You need to study the work of, among others, Daniel Klein. See:
"Private Toll Roads: Learning from the 19th Century" (coauthored with Gordon
J. Fielding) at:
"Economy, Community and Law: The Turnpike Movement in New York, 1797-1845 "
(coauthored with John Majewski) at:
Abstract: Turnpikes promised a solution to the problem of bad roads, but
private management of highways was a startling innovation. Some people
opposed the idea and denounced turnpikes with the betes noires of "private
corporation" and "aristocracy." Much of the controversy, however, was rooted
in local disputes over concessions. The legislature both expressed and
responded to turnpike protest by writing laws favorable to local users and
damaging to the financial viability of the companies. Turnpikes were
unprofitable, and their potential as a service to the entire community was
not fully realized.
"The Voluntary Provision of Public Goods? The Turnpike Companies of Early
Abstract: The turnpike companies of early America (roughly 1795-1840) were
very unprofitable but conferred vast benefits to communities served.

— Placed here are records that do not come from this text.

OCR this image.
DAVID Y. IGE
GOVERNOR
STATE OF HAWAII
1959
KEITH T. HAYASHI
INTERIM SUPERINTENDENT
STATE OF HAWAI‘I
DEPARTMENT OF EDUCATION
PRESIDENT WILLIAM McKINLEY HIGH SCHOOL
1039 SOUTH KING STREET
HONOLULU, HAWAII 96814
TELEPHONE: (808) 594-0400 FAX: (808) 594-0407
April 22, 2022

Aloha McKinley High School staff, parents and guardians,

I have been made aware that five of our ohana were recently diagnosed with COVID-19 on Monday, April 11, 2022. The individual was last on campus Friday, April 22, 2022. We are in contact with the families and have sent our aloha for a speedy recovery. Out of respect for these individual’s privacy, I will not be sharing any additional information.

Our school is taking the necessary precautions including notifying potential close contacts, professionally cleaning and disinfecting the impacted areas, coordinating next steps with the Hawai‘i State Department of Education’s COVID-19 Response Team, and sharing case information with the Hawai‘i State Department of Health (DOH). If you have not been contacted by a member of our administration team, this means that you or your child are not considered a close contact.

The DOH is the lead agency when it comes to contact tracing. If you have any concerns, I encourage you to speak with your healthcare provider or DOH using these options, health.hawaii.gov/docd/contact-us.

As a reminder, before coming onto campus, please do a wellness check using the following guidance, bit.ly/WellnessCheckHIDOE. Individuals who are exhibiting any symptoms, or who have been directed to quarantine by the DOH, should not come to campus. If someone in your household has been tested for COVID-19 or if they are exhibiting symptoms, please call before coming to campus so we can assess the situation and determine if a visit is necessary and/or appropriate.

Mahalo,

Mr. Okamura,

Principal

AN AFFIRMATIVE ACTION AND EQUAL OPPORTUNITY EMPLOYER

Purchasing stock was like paying for the road since such purchases were
necessary to complete the road and unprofitability was foreseen. Thus the
turnpikes would appear to have been public goods. Yet hundreds of turnpikes
were provided through voluntary association. The free rider problem was
overcome by an almost vigilant impulse to participate and to see that your
neighbor did likewise.
"Use, Esteem, and Profit in Voluntary Provision: Toll Roads in California,
Abstract: With county and state government unable to effect road
improvement, California lawmakers immediately opened the field to private
initiative. At least 159 private companies successfully built and operated
toll roads in California. Compared to earlier toll roads in the eastern U.
S., the California roads were concentrated in ownership and more
profit-oriented in operation. Even so, the quest for mere road improvement
was often also an important impetus for taking toll road stock. Voluntary
association assumed the corporate form to achieve its several goals.

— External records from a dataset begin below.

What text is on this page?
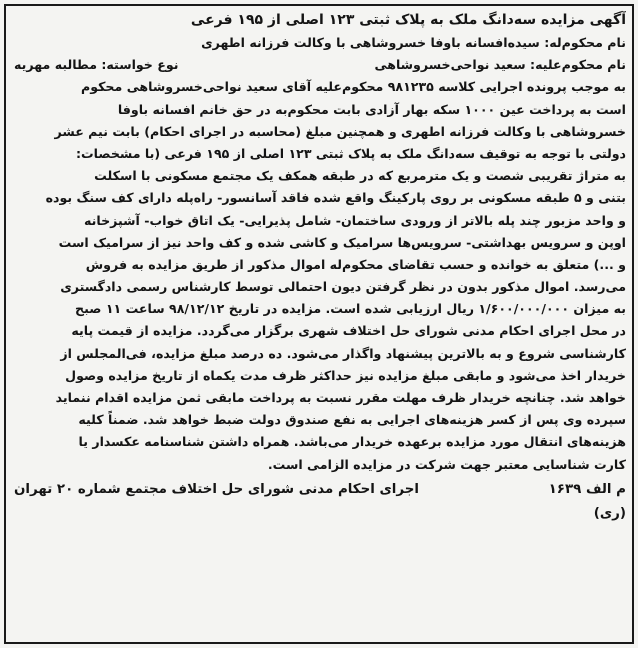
آگهی مزایده سه‌دانگ ملک به پلاک ثبتی ۱۲۳ اصلی از ۱۹۵ فرعی
نام محکوم‌له: سیده‌افسانه باوفا خسروشاهی با وکالت فرزانه اطهری
نام محکوم‌علیه: سعید نواحی‌خسروشاهی
نوع خواسته: مطالبه مهریه
به موجب پرونده اجرایی کلاسه ۹۸۱۲۳۵ محکوم‌علیه آقای سعید نواحی‌خسروشاهی محکوم
است به پرداخت عین ۱۰۰۰ سکه بهار آزادی بابت محکوم‌به در حق خانم افسانه باوفا
خسروشاهی با وکالت فرزانه اطهری و همچنین مبلغ (محاسبه در اجرای احکام) بابت نیم عشر
دولتی با توجه به توقیف سه‌دانگ ملک به پلاک ثبتی ۱۲۳ اصلی از ۱۹۵ فرعی (با مشخصات:
به متراژ تقریبی شصت و یک مترمربع که در طبقه همکف یک مجتمع مسکونی با اسکلت
بتنی و ۵ طبقه مسکونی بر روی پارکینگ واقع شده فاقد آسانسور- راه‌پله دارای کف سنگ بوده
و واحد مزبور چند پله بالاتر از ورودی ساختمان- شامل پذیرایی- یک اتاق خواب- آشپزخانه
اوپن و سرویس بهداشتی- سرویس‌ها سرامیک و کاشی شده و کف واحد نیز از سرامیک است
و ...) متعلق به خوانده و حسب تقاضای محکوم‌له اموال مذکور از طریق مزایده به فروش
می‌رسد. اموال مذکور بدون در نظر گرفتن دیون احتمالی توسط کارشناس رسمی دادگستری
به میزان ۱/۶۰۰/۰۰۰/۰۰۰ ریال ارزیابی شده است. مزایده در تاریخ ۹۸/۱۲/۱۲ ساعت ۱۱ صبح
در محل اجرای احکام مدنی شورای حل اختلاف شهری برگزار می‌گردد. مزایده از قیمت پایه
کارشناسی شروع و به بالاترین پیشنهاد واگذار می‌شود. ده درصد مبلغ مزایده، فی‌المجلس از
خریدار اخذ می‌شود و مابقی مبلغ مزایده نیز حداکثر ظرف مدت یکماه از تاریخ مزایده وصول
خواهد شد. چنانچه خریدار ظرف مهلت مقرر نسبت به پرداخت مابقی ثمن مزایده اقدام ننماید
سپرده وی پس از کسر هزینه‌های اجرایی به نفع صندوق دولت ضبط خواهد شد. ضمناً کلیه
هزینه‌های انتقال مورد مزایده برعهده خریدار می‌باشد. همراه داشتن شناسنامه عکسدار یا
کارت شناسایی معتبر جهت شرکت در مزایده الزامی است.
م الف ۱۶۳۹
اجرای احکام مدنی شورای حل اختلاف مجتمع شماره ۲۰ تهران
(ری)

The above, of course, deal with roads and not other so called public goods.
However, similar cases can be made for other cases too.
> This is not an argument for big government, which can be opposed on
> various bases, just a view that there is no knock-out argument in favour
> minarchy. I think it can be shown that any pure minarchist position such
> Jerry Mitchell seems to be advocating collapses into either anarchism or
> classical liberalism, once a serious attempt is made to defend it.
I thought the classical liberal position was minarchism.
One should look at the evidence and the arguments. The point is not to
persuade every last person that something is true or valid, but to see if it
is indeed true or valid. A lot of arguments against freedom amount to
coming up with some off the wall case of why government needs to control or
prohibit something usually based on faulty reasoning or bad data. (See,
e.g., Kevin Dowd's work on free banking, especially his _Laissez-Faire
Banking_, which is almost a decade old now. Central bank proponents have
not really knocked down his data or logic. Instead, they generally avoid
them. i'm not saying they're consciously doing so, but they avoiding it
nonetheless, for the most part.)
> I do think there is something damn close to a knock-out argument against
> passing laws based on the reasoning that "we don't want you to exercise
> freedom in certain ways that we find immoral". That, however, is a
> liberal view, not strictly a libertarian one.
What is the difference between classical liberalism and libertarianism? I
think the two share a lot of common ground. In fact, I daresay libertarians
are the direct descendants of classical liberals.